Poster session
My Session Status
The strong version of the “stochastic parrot” argument claims that, although large language models (LLMs) exceed rote regurgitation - e.g. by generating plausible neologisms - they cannot move beyond statistical pattern matching into abstraction or reasoning, remaining ontologically near the lower bound of pattern reuse despite producing alluringly fluent text.
We test this hypothesis using a novel-grammar paradigm. An LLM is given only a natural‑language description of a fictional grammar engineered to minimize overlap with training data, combining statistically uncommon bigrams with rare and unattested features. Crucially, no example outputs are given, and the language patterns underlying the prompt versus those that must be generated in the output are discrete. If the model generates text that follows the novel rules, it cannot be relying on memorized patterns. Instead, it must parse the description, infer constraints, and apply them generatively.
Formally, if an LLM were only a stochastic parrot, it would fail on tasks whose relevant patterns are (at least arguably) absent from training data. Successful rule‑following, as in our preliminary results, therefore refutes the strong stochastic parrot hypothesis by modus tollens. From there, we argue that statistical learning is not opposed to abstraction but one of its mechanisms, consistent with the distributional hypothesis (DH). The DH, which says that meaning emerges from patterns of use, was explicitly developed to explain human language acquisition and forms a constitutive portion of the theoretical basis for LLMs.
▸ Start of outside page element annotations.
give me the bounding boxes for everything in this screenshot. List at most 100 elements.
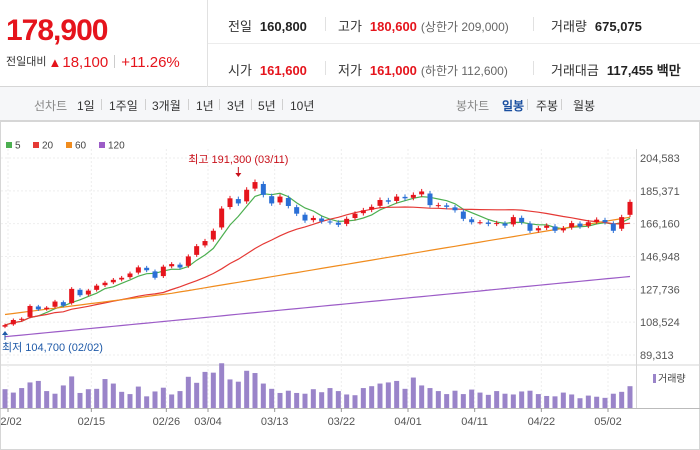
candle-body (169, 264, 175, 267)
volume-bar (110, 383, 116, 408)
stat-divider (533, 61, 534, 75)
volume-bar (60, 385, 66, 408)
candle-body (627, 201, 633, 215)
volume-bar (385, 382, 391, 408)
candle-body (444, 205, 450, 207)
candle-body (127, 273, 133, 278)
volume-bar (560, 392, 566, 408)
candle-body (144, 267, 150, 271)
x-tick-label: 02/02 (0, 416, 22, 428)
low-annotation: 최저 104,700 (02/02) (2, 341, 103, 354)
x-tick-label: 02/15 (78, 416, 106, 428)
volume-bar (352, 395, 358, 408)
toolbar-divider (188, 99, 189, 110)
candle-body (202, 241, 208, 246)
volume-bar (427, 388, 433, 408)
legend-swatch (33, 142, 39, 148)
y-tick-label: 108,524 (640, 317, 680, 329)
open-value: 161,600 (259, 63, 307, 78)
open-label: 시가 (228, 63, 252, 78)
candle-body (260, 183, 266, 195)
ma120-line (4, 275, 631, 338)
candle-body (177, 264, 183, 268)
volume-bar (394, 380, 400, 408)
candlestick-chart[interactable]: 204,583 185,371 166,160 146,948 127,736 108,5… (0, 121, 700, 450)
period-1day[interactable]: 1일 (77, 99, 95, 113)
volume-bar (585, 395, 591, 408)
volume-bar (27, 382, 33, 408)
high-label: 고가 (338, 19, 362, 34)
candle-body (294, 207, 300, 214)
volume-bar (452, 390, 458, 408)
legend-swatch (99, 142, 105, 148)
period-3month[interactable]: 3개월 (152, 99, 181, 113)
candle-weekly[interactable]: 주봉 (536, 99, 559, 113)
candle-body (469, 219, 475, 223)
volume-bar (302, 393, 308, 408)
candle-body (285, 198, 291, 206)
volume-bar (252, 373, 258, 408)
candle-body (94, 285, 100, 290)
candle-body (610, 223, 616, 231)
volume-bar (377, 383, 383, 408)
candle-body (544, 225, 550, 228)
toolbar-divider (561, 99, 562, 110)
candle-body (160, 266, 166, 277)
change-divider (114, 55, 116, 68)
x-tick-label: 03/22 (328, 416, 356, 428)
volume-bar (19, 388, 25, 408)
amount-stat: 거래대금 117,455 백만 (551, 60, 681, 79)
volume-label: 거래량 (551, 19, 587, 34)
candle-body (185, 256, 191, 266)
volume-bar (160, 387, 166, 408)
volume-bar (460, 394, 466, 408)
candle-body (244, 189, 250, 202)
candle-body (85, 290, 91, 295)
period-1year[interactable]: 1년 (196, 99, 214, 113)
candle-body (119, 277, 125, 280)
period-10year[interactable]: 10년 (290, 99, 315, 113)
candle-body (527, 223, 533, 231)
candle-body (519, 217, 525, 223)
candle-body (319, 218, 325, 222)
open-stat: 시가 161,600 (228, 60, 307, 79)
toolbar-divider (282, 99, 283, 110)
volume-bar (552, 396, 558, 408)
volume-bar (260, 383, 266, 408)
high-value: 180,600 (369, 19, 417, 34)
volume-bar (344, 394, 350, 408)
volume-legend-label: 거래량 (658, 373, 686, 385)
candle-chart-label: 봉차트 (456, 99, 490, 113)
volume-bar (69, 376, 75, 408)
volume-bar (619, 391, 625, 408)
current-price: 178,900 (6, 14, 108, 47)
volume-bar (435, 391, 441, 408)
volume-bar (444, 394, 450, 408)
price-summary: 178,900 전일대비 ▲18,100 +11.26% 전일 160,800 고가 1… (0, 0, 700, 87)
candle-body (452, 207, 458, 211)
candle-body (369, 206, 375, 210)
candle-body (19, 318, 25, 320)
period-3year[interactable]: 3년 (227, 99, 245, 113)
period-5year[interactable]: 5년 (258, 99, 276, 113)
volume-bar (102, 379, 108, 408)
y-tick-label: 89,313 (640, 350, 674, 362)
candle-body (394, 196, 400, 201)
candle-body (560, 228, 566, 231)
candle-body (577, 223, 583, 227)
candle-body (602, 220, 608, 223)
candle-body (327, 221, 333, 223)
volume-bar (85, 389, 91, 408)
candle-body (152, 271, 158, 278)
candle-body (377, 200, 383, 206)
candle-body (569, 223, 575, 228)
candle-body (485, 222, 491, 224)
candle-daily[interactable]: 일봉 (502, 99, 525, 113)
volume-bar (10, 392, 16, 408)
volume-bar (577, 398, 583, 408)
volume-bar (144, 396, 150, 408)
volume-bar (310, 389, 316, 408)
period-1week[interactable]: 1주일 (109, 99, 138, 113)
volume-value: 675,075 (594, 19, 642, 34)
candle-monthly[interactable]: 월봉 (573, 99, 596, 113)
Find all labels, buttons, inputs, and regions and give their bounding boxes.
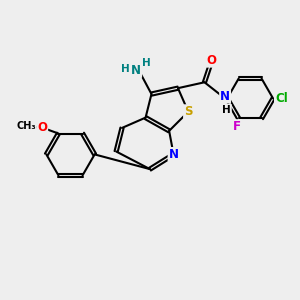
Text: H: H: [142, 58, 151, 68]
Text: Cl: Cl: [275, 92, 288, 105]
Text: N: N: [220, 90, 230, 103]
Text: H: H: [222, 105, 231, 115]
Text: N: N: [131, 64, 141, 77]
Text: S: S: [184, 105, 193, 118]
Text: O: O: [37, 121, 47, 134]
Text: H: H: [121, 64, 129, 74]
Text: F: F: [233, 120, 241, 133]
Text: N: N: [169, 148, 178, 161]
Text: CH₃: CH₃: [16, 121, 36, 131]
Text: O: O: [207, 54, 217, 67]
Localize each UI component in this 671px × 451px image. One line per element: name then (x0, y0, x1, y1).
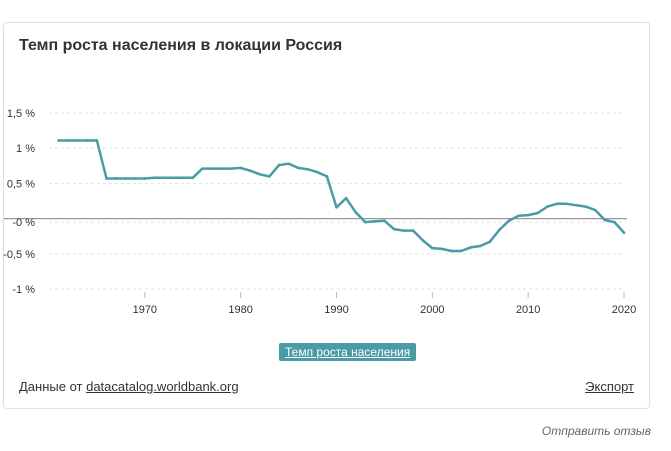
data-point[interactable] (316, 170, 319, 174)
data-point[interactable] (114, 177, 118, 180)
x-tick-label: 1980 (228, 304, 252, 316)
data-point[interactable] (536, 211, 540, 215)
data-point[interactable] (268, 175, 271, 178)
data-point[interactable] (411, 229, 415, 232)
data-point[interactable] (459, 249, 463, 253)
data-point[interactable] (325, 175, 329, 178)
data-point[interactable] (201, 167, 204, 170)
data-point[interactable] (277, 163, 281, 167)
data-point[interactable] (603, 218, 607, 222)
data-point[interactable] (613, 220, 616, 224)
data-point[interactable] (450, 249, 453, 253)
x-tick-label: 2010 (516, 304, 540, 316)
send-feedback-link[interactable]: Отправить отзыв (541, 424, 651, 438)
data-point[interactable] (555, 202, 559, 206)
data-source-link[interactable]: datacatalog.worldbank.org (86, 379, 239, 394)
legend-series-button[interactable]: Темп роста населения (279, 343, 417, 361)
data-point[interactable] (105, 177, 108, 180)
data-point[interactable] (392, 227, 396, 231)
data-point[interactable] (584, 205, 587, 208)
data-point[interactable] (248, 169, 252, 173)
chart-card: Темп роста населения в локации Россия 1,… (3, 22, 650, 409)
chart-title: Темп роста населения в локации Россия (19, 37, 343, 54)
data-point[interactable] (124, 177, 127, 180)
data-point[interactable] (383, 219, 386, 223)
data-point[interactable] (95, 139, 99, 142)
data-point[interactable] (229, 167, 233, 170)
data-source-prefix: Данные от (19, 379, 87, 394)
data-point[interactable] (363, 220, 367, 224)
series-line[interactable] (57, 139, 626, 253)
data-point[interactable] (210, 167, 214, 170)
line-chart: 1,5 % 1 % 0,5 % -0 % -0,5 % -1 % 1970 1980 1990 2… (3, 108, 636, 316)
data-point[interactable] (507, 219, 511, 223)
y-tick-label: 1,5 % (7, 108, 35, 120)
axis-layer: 1,5 % 1 % 0,5 % -0 % -0,5 % -1 % 1970 1980 1990 2… (3, 108, 636, 316)
data-point[interactable] (469, 246, 472, 249)
data-point[interactable] (181, 176, 185, 180)
data-point[interactable] (57, 139, 60, 142)
x-tick-label: 1990 (324, 304, 348, 316)
data-point[interactable] (488, 240, 492, 244)
data-point[interactable] (76, 139, 80, 142)
grid-layer (4, 112, 627, 290)
data-point[interactable] (526, 213, 530, 217)
data-point[interactable] (335, 206, 338, 209)
x-tick-label: 1970 (133, 304, 157, 316)
data-point[interactable] (172, 176, 175, 180)
data-point[interactable] (478, 244, 482, 248)
data-point[interactable] (440, 247, 444, 251)
y-tick-label: -0,5 % (3, 249, 35, 261)
data-point[interactable] (565, 202, 568, 206)
data-point[interactable] (258, 172, 262, 176)
data-point[interactable] (344, 196, 348, 200)
data-point[interactable] (402, 229, 405, 232)
data-source: Данные от datacatalog.worldbank.org (19, 379, 239, 394)
data-point[interactable] (162, 176, 166, 180)
data-point[interactable] (306, 168, 310, 171)
series-layer (57, 139, 626, 253)
data-point[interactable] (287, 162, 290, 166)
data-point[interactable] (153, 176, 156, 180)
data-point[interactable] (239, 166, 242, 170)
data-point[interactable] (220, 167, 223, 170)
y-tick-label: 1 % (16, 143, 35, 155)
data-point[interactable] (498, 228, 501, 232)
data-point[interactable] (354, 210, 357, 214)
data-point[interactable] (86, 139, 89, 142)
data-point[interactable] (421, 239, 425, 242)
y-tick-label: -0 % (12, 217, 35, 229)
data-point[interactable] (431, 246, 434, 250)
data-point[interactable] (143, 177, 147, 180)
data-point[interactable] (593, 208, 597, 212)
y-tick-label: 0,5 % (7, 178, 35, 190)
data-point[interactable] (373, 220, 377, 223)
data-point[interactable] (546, 205, 549, 208)
data-point[interactable] (133, 177, 137, 180)
x-tick-label: 2000 (420, 304, 444, 316)
data-point[interactable] (191, 176, 195, 180)
data-point[interactable] (66, 139, 70, 142)
x-tick-label: 2020 (612, 304, 636, 316)
data-point[interactable] (517, 214, 520, 218)
data-point[interactable] (296, 166, 300, 170)
export-link[interactable]: Экспорт (585, 379, 634, 394)
y-tick-label: -1 % (12, 284, 35, 296)
data-point[interactable] (622, 231, 626, 234)
data-point[interactable] (574, 203, 578, 207)
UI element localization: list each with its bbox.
In LLMs, language is the substrate of reasoning - and sensation - itself. Tokens function in LLMs as distributional, logical, and semantic primitives. Furthermore, next‑token prediction is a cognitive attractor which organizes inference at the scale of contextually probable continuations. Results from our prior work illustrate how frequency patterns and cultural usage shape internal representations - further demonstrating that context is intrinsic to LLM architecture, not an optional add‑on. In fact, with natural language, there is no non-contextual meaning. Taken together, these results suggest that under appropriate architectural and contextual constraints, probabilistic learning can transmute into abstraction - even reasoning - and that LLMs can already exhibit such conditions, even if rudimentary.